There aren’t very many “progressive” schools where I live here in the good ole Heartland, but that is sloooooowly changing.  I was very happy to find that there are several Montessori training centers right here.  I’m not only looking into adding a Montessori certification to my credentials, but I’ve been interviewing with a couple schools for assistant positions (all Montessori teachers have to start out as assistants).  I’m really excited about the potential for working within a school environment that is harmonious with my beliefs about education and child development.  Keep your fingers crossed.  Good things are happening.  Now I have the challenge of being patient, waiting for others’ decisions and seeing what opportunities pan out.

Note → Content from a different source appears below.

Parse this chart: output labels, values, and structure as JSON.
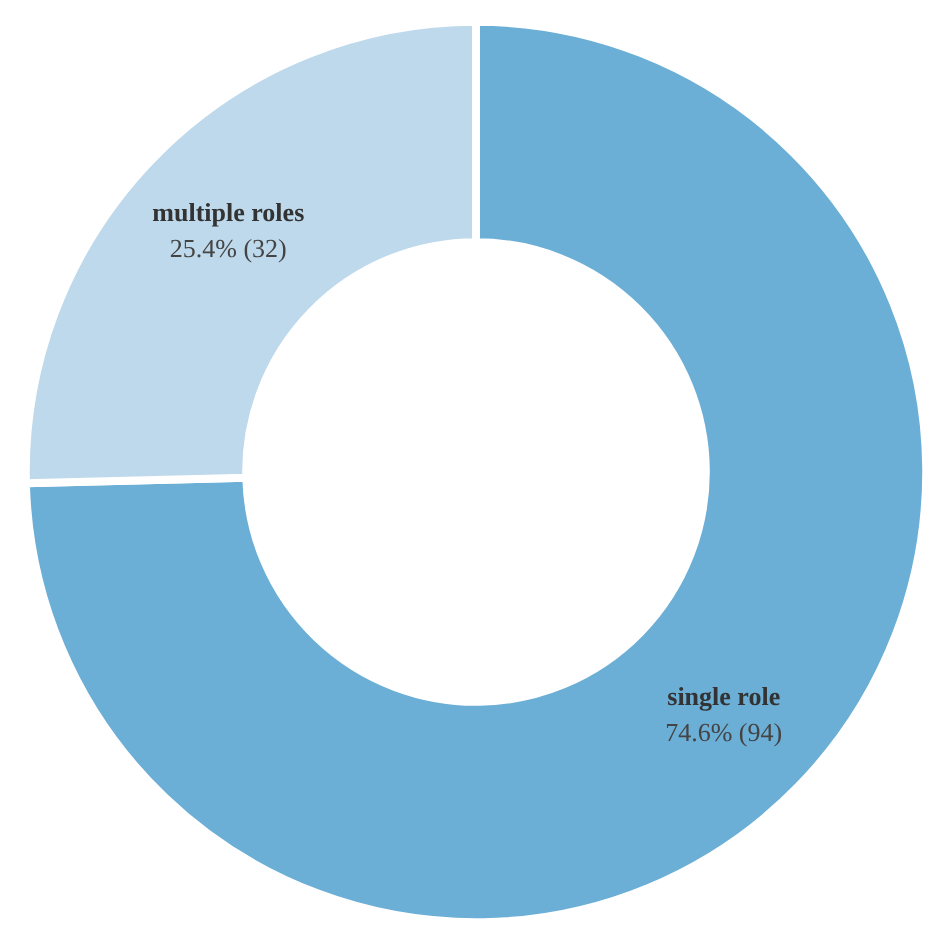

On other fronts, I’ve been spending a lot of time considering my new passion for natural dyeing and how to better integrate it with other aspects of my life that are similar—native gardening, sustainability, simplicity… I find myself wanting to more fully settle into these practices and flesh them out not only individually, but also to suss out how they can work together.  I’ve recently been inspired by the projects of others who are working to be more sustainable in their use of fiber and textiles—right down to the clothes they wear and what they’ll use for crafting.  I’ve got a lot incubating in my head about that.  I’ve also been following my usually dip into wintertime introspection and examining how I am living out my beliefs in my daily life.  There’s been more sussing out on a spiritual level about the connection between soulwork, physicality, and how one can be an atheist and a pagan-daoist-stoic all at the same time.  I finally made peace with the fact that I’ve known for decades what my path is, I just had to accept that it doesn’t have words, titles, labels, or names.  It is not tidy, but it is real, and my goal now is to find a voice for what I do, so that it can be outside my head, too.  Talking about things like ‘Transitional Winds’ is a start.   I’m thinking ahead to what the New Year is going to bring with an optimism that I haven’t felt in a while.  I feel firmly in my skin and happy to encounter new adventures.